Alors que j’exprimais tout cela, Elma hocha la tête. « J’ai trouvé qu’elle avait un sourire effrayant. Mais ce qui m’a vraiment surprise, c’est l’attitude soudainement distante de Hiro avec une jolie femme. »
« Elle était jolie, hein ? »
« L’était-elle ? » J’avais essayé de me souvenir. « Je trouvais qu’elle avait l’air un peu vulgaire, mais je ne pouvais pas vraiment faire attention à son apparence à ce moment-là. » Je m’étais souvenu de sa couleur de cheveux flashy et de ses vêtements déplacés. Maintenant que j’y pense, elle avait aussi porté une tonne de bijoux. Mais elle m’avait trop rebuté pour que je remarque quoi que ce soit d’autre.
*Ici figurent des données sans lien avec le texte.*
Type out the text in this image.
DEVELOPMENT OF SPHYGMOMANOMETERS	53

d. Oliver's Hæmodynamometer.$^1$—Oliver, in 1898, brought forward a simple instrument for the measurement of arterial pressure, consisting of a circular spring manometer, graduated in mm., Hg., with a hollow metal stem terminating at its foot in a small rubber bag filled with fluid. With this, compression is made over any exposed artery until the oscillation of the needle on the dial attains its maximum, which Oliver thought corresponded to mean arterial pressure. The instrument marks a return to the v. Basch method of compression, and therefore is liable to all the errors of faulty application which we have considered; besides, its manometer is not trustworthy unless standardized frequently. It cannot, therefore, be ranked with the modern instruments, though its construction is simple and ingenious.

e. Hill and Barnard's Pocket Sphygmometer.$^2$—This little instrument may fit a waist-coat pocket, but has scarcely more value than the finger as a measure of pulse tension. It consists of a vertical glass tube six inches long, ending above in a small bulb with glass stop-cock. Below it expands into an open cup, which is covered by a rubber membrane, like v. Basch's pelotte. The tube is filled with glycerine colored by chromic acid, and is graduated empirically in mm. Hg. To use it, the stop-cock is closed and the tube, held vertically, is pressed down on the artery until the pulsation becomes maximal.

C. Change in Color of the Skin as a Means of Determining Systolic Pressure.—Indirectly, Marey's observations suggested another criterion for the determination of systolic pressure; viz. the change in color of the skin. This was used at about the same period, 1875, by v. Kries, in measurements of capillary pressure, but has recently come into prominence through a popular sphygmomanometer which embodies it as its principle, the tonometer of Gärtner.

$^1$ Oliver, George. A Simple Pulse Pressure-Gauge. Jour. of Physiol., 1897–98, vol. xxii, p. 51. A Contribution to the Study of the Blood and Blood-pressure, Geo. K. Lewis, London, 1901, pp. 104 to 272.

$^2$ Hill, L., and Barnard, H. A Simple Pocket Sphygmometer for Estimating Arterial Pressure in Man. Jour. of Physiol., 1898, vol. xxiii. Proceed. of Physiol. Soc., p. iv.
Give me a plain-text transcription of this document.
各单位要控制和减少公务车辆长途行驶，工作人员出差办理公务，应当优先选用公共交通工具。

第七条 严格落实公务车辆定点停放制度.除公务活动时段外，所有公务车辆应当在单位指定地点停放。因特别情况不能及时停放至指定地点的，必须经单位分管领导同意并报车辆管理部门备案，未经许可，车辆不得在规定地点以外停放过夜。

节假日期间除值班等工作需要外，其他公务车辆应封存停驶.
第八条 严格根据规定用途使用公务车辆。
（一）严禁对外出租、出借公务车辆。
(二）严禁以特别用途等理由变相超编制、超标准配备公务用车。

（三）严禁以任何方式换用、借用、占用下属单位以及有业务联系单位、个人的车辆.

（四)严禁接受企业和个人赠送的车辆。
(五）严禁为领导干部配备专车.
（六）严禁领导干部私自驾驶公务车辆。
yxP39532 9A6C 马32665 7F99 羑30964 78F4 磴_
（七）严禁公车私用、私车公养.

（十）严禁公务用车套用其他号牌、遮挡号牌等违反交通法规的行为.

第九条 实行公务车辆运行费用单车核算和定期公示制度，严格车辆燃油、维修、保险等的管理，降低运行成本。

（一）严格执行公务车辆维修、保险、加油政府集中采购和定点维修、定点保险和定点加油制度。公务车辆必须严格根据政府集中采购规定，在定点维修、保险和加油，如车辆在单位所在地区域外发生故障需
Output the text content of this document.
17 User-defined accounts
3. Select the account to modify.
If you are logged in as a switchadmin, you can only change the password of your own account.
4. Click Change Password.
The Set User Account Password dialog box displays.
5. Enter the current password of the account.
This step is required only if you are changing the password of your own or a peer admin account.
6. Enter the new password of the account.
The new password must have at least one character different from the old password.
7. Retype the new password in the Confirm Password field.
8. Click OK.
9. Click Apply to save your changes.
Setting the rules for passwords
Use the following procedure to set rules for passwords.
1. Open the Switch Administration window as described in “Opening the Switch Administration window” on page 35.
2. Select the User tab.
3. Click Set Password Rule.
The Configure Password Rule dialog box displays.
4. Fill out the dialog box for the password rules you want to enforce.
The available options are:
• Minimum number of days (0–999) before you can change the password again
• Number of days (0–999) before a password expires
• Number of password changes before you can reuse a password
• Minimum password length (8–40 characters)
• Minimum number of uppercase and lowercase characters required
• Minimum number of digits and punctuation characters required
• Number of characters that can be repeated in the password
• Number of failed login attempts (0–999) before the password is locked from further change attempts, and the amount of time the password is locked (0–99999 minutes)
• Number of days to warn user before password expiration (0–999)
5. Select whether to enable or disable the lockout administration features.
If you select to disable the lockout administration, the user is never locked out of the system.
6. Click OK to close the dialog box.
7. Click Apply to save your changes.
« Elma la trouvait jolie, mais pas lui ? C’est surprenant. »
« Peux-tu ne pas faire comme si j’étais un excité sans discernement ? »
Tout le monde à la table avait ri ou m’avait fait un petit sourire.
Bon sang ! Vous êtes toutes si méchantes avec moi.
« Même si tu as raison à son sujet, » nota Wiska, « ce n’est pas comme si elle avait déjà fait quelque chose. Le seul moyen de nous protéger serait de nous enfermer dans le vaisseau. »
« C’est à peu près ça », dit Elma. « Mais je n’aime pas l’idée de laisser le Lotus Noir derrière nous lorsque nous atterrirons sur Theta. C’est peut-être un casse-tête, mais ne devrions-nous pas plutôt atterrir au port général ? »
« C’est une bonne idée », avais-je convenu. « Nous ferions mieux d’ajuster nos plans de descente. »
À part ceux d’entre nous qui avaient la citoyenneté de première classe, il ne serait pas facile pour l’équipage d’atterrir sur des planètes résidentielles comme Leafil IV — Theta. Mais si nous pouvions atterrir sur cette planète, je pourrais cesser de m’inquiéter pour le capitaine Mary pour le moment.
Tinia me regarda avec intérêt. « Cette femme vous a beaucoup ébranlé, Sir Hiro. Pourquoi ? »
« N’essayez pas de le découvrir par vous-même en la scrutant. J’ai l’impression que vous le regretteriez. »
Mon avertissement avait suscité un hochement de tête sincère de la part de Tinia. « Bien sûr que non. Elle ne m’intéresse pas. C’est vous qui suscitez ma curiosité. »
« Moi ? »
« Oui. Avez-vous déjà ressenti ce genre de sixième sens puissant auparavant ? »
« J’ai déjà eu des sentiments dans mes os. Mais c’est la première fois qu’ils sont aussi intenses. »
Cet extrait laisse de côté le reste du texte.